The idea is to go slow and let yourself take in nature – the sights, smells and sounds of the forest – notice things you might ordinarily miss.  It’s a meditation which helps clear your brain, and see your surroundings with fresh eyes. 

The practice began in Japan. Back in the early 1990s the Japanese Ministry of Agriculture, Forestry and Fisheries coined the term Shinrin-yoku — which translates roughly as forest bathing.

“There’s a growing body of evidence that the practice can help boost immunity and mood and help reduce stress. “Medical researchers in Japan have studied forest bathing and have demonstrated several benefits to our health,” says Philip Barr, a physician who specializes in integrative medicine at Duke University.”

One study published in 2011 compared the effects of walking in the city to taking a forest walk. Both activities required the same amount of physical activity, but researchers found that the forest environment led to more significant reductions in blood pressure and certain stress hormones.

“Researchers were able to document a decrease in blood pressure among forest bathers. As people begin to relax, parasympathetic nerve activity increases — which can lead to a drop in blood pressure.”

“On average, the forest walkers — who ranged in age from 36 to 77 — saw a reduction in their systolic blood pressure from 141 mmHg down to 134 mmHg after four hours in the forest.  This might not sound like a big difference, but it can be clinically significant.

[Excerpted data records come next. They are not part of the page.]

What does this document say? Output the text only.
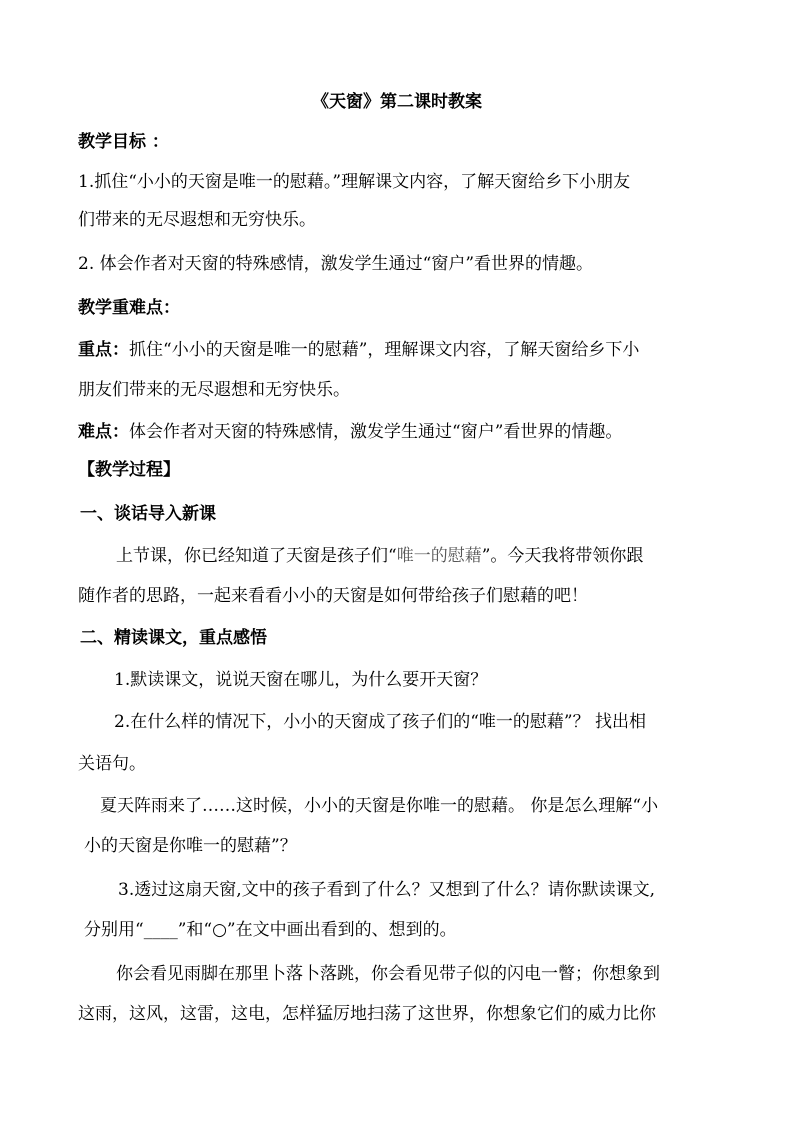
《天窗》第二课时教案
教学目标 ：
1.抓住“小小的天窗是唯一的慰藉。”理解课文内容，了解天窗给乡下小朋友
们带来的无尽遐想和无穷快乐。
2. 体会作者对天窗的特殊感情，激发学生通过“窗户”看世界的情趣。
教学重难点：
重点：抓住“小小的天窗是唯一的慰藉”，理解课文内容，了解天窗给乡下小
朋友们带来的无尽遐想和无穷快乐。
难点：体会作者对天窗的特殊感情，激发学生通过“窗户”看世界的情趣。
【教学过程】
一、谈话导入新课
上节课，你已经知道了天窗是孩子们“唯一的慰藉”。今天我将带领你跟
随作者的思路，一起来看看小小的天窗是如何带给孩子们慰藉的吧！
二、精读课文，重点感悟
1.默读课文，说说天窗在哪儿，为什么要开天窗？
2.在什么样的情况下，小小的天窗成了孩子们的“唯一的慰藉”？ 找出相
关语句。
夏天阵雨来了……这时候，小小的天窗是你唯一的慰藉。 你是怎么理解“小
小的天窗是你唯一的慰藉”？
3.透过这扇天窗,文中的孩子看到了什么？又想到了什么？请你默读课文,
分别用“____”和“○”在文中画出看到的、想到的。
你会看见雨脚在那里卜落卜落跳，你会看见带子似的闪电一瞥；你想象到
这雨，这风，这雷，这电，怎样猛厉地扫荡了这世界，你想象它们的威力比你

Most doctors these days agree that people younger than 60 should aim to keep their blood pressure under 140.”

“There’s another factor that might help explain the decline in blood pressure: Trees release compounds into the forest air that some researchers think could be beneficial for people. Some of the compounds are very distinctive, such as the scent of cedar.”

  • “Back in 2009, Japanese scientists published a small study that found inhaling these tree-derived compounds — known as phytoncides — reduced concentrations of stress hormones in men and women and enhanced the activity of white-blood cells known as natural killer cells .”
  • “Another study found inhalation of cedar wood oils led to a small reduction in blood pressure. These are preliminary studies, but scientists speculate that the exposure to these tree compounds might enhance the other benefits of the forest.”

“The idea that spending time in nature is good for our health is not new. Most of human evolutionary history was spent in environments that lack buildings and walls. Our bodies have adapted to living in the natural world.”